He killed more than 100 enemy combatants, may have killed another 200 more, and called the Vietnam War the "ultimate hunting trip." This is the story of Chuck Mawhinney.
It was Valentine’s Day 1969 and the Vietnam War was raging as a North Vietnamese Army platoon was advancing toward a U.S. base in Da Nang. Air support couldn’t offer any help — a monsoon had made sure of that — but Captain John Wiley knew that the platoon needed to be stopped or at the very least delayed.
Luckily for Wiley, one of his men knew exactly where the advancing platoon would soon cross the river under cover of darkness. And this man had the unique skills to stop them.

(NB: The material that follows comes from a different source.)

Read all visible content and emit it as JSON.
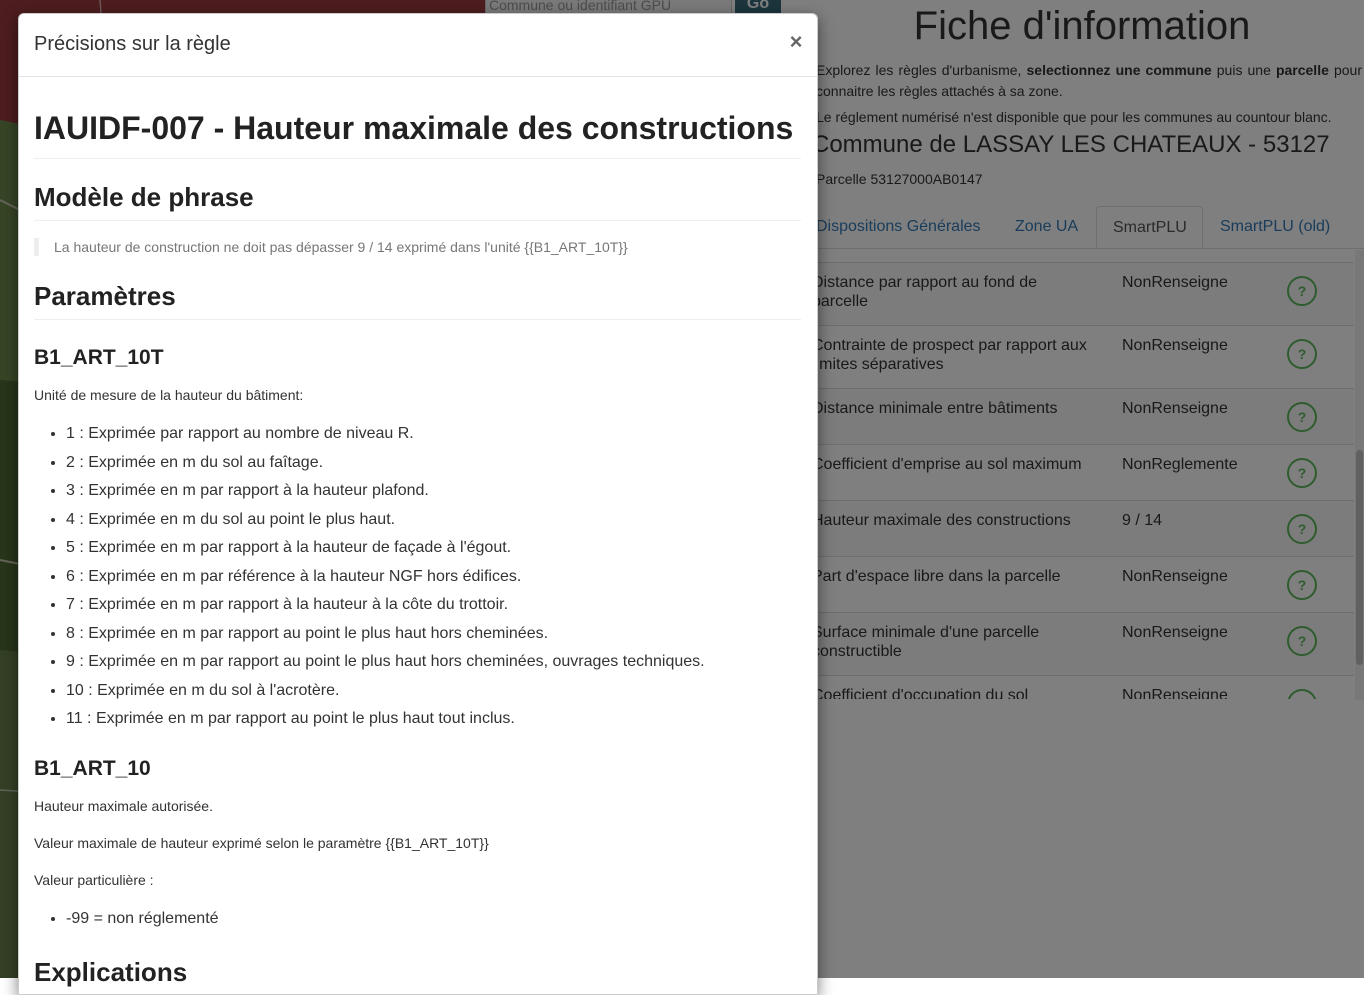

That soldier’s name was Chuck Mawhinney. A sniper, Mawhinney told Wiley that he would head down to the river and cover the spot where the North Vietnamese troops were going to cross.
He and his spotter set up where the grass was short and the murky water was shallow, and waited. It was getting dark, but Mawhinney had a perfect view of the river and a night-vision scope.
Sure enough, the enemy platoon eventually started to wade into the water, right where Mawhinney said they would. Mawhinney locked his first target in his sights and fired — then instantly, another shot, and another, and another.
In just 30 seconds, 16 North Vietnamese soldiers went down, each one thanks to a bullet right through his skull.
But however extraordinary this feat of marksmanship may sound, it was just another day in the field for the legendary Chuck Mawhinney. Indeed, moments like this were astonishingly commonplace throughout Mawhinney’s tour of Vietnam. It wasn’t just that he was a good shot — he was arguably the best shot in the whole U.S. Marine Corps.
Mawhinney could hit his mark more than 1,000 yards out with startling frequency. He had an uncanny ability to accurately determine a target’s distance, gauge how much moisture was in the air, and factor in weather conditions and terrain when it was time to take his shot.
Over the course of his 16-month tour in Vietnam, he racked up 103 confirmed kills and another 216 probable kills, making him the deadliest sniper in the history of the U.S. Marine Corps.
Mawhinney later described his time serving in Vietnam as “the ultimate hunting trip: a man hunting another man who was hunting me. Don’t talk to me about hunting lions or elephants; they don’t fight back with rifles and scopes.”